Equity in negotiating power
As I noted in this column in May, physicians are frequently placed in positions of diminished negotiating strength because of collective bargaining, or antitrust, legal restrictions. To create more equity in negotiating power, Congress should remove barriers that limit the ability of physicians to jointly negotiate contracts.
Arbitration for payment disputes
New York State has enacted a law that calls for independent arbitration of cases in which the payment that an insurer offers is disputed because of the complexity of the patient’s medical condition, special expertise was required to treat the patient, or other extenuating circumstances were involved.
In addition to establishing an alternative dispute resolution system, the New York law incorporates other elements that the College supports, including comprehensive patient protections, mandates that insurers maintain adequate networks of physicians and specialists, and reasonable benchmarks. This legislation seems to be working to the satisfaction of all stakeholders and has successfully protected many patients from large, unanticipated medical bills. The ACS has encouraged members of Congress to use the New York model to draft federal legislation.
At press time, several U.S. senators and representatives had released proposed legislation pertaining to unanticipated billing. The College has reviewed the plans and has determined that the Senate proposal would do little to address the problems that surgeons and our patients are facing, whereas one of the House proposals closely adheres to our recommendations.
More specifically, Sen. Bill Cassidy, MD (R-LA), and other members of the Senate Bipartisan Working Group recently introduced the Stop Surprise Medical Bills Act, S. 1531, which heavily favors the health insurance industry. A significant drawback to this legislation is that it would require health plans to pay out-of-network physicians the median in-network rate. Physicians may then take their case to arbitration if they believe the payment should be higher. The College’s major concern is that a health plan could reduce payment to any in-network physician who is paid more than the median rate, leaving that physician with a choice of either being paid a lower amount or going out of network to fight for a higher rate in arbitration. Similar legislation has been drafted in the House Committee on Energy and Commerce.

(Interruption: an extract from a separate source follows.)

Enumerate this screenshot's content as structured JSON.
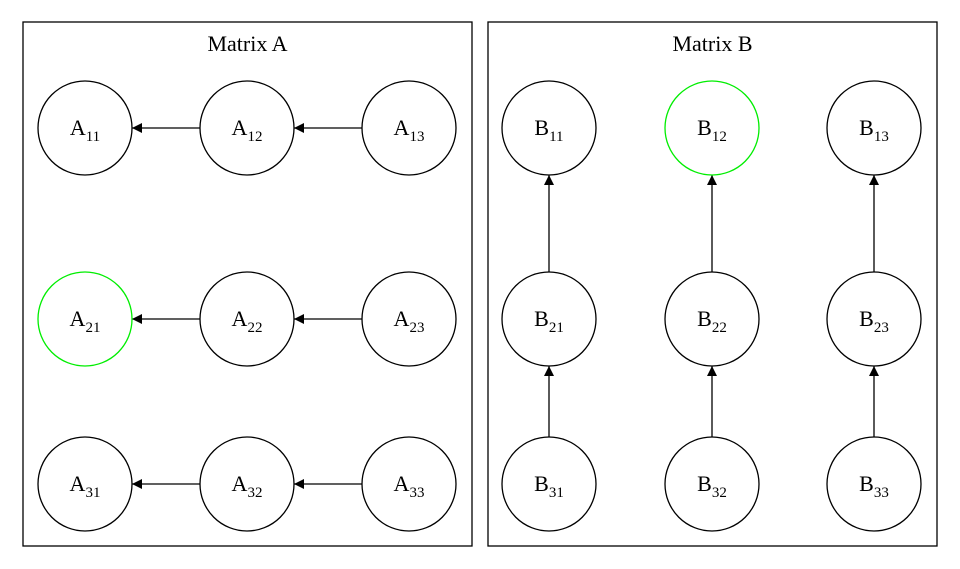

Reps. Raul Ruiz, MD (D-CA); Phil Roe, MD (R-TN); Joseph Morelle (D-NY); Van Taylor (R-TX); Ami Bera, MD (D-CA); Larry Bucshon, MD, FACS (R-IN); Donna Shalala (D-FL); and Brad Wenstrup (R-OH) released an outline of the bipartisan Protecting People from Surprise Medical Bills Act. This legislative framework is modeled on New York’s law and includes a fair, independent dispute resolution process. The bill also calls for more accurate provider directories, greater transparency for patients seeking to select health care professionals who are in their existing network, and a study to examine the narrowing of networks. This proposal strikes a careful balance, allowing physicians and insurers to negotiate a final payment while protecting patients from unanticipated medical bills. The ACS supports this framework and looks forward to working with the bill’s sponsors as they finalize legislative language.
The College’s leadership agrees that unanticipated medical billing is an issue that requires immediate attention and action. I encourage each of you to learn more about this complex issue on the ACS website and to meet with your elected officials while they are in their district offices over the Independence Day recess, June 29−July 7, and during the summer work period, August 3−September 8.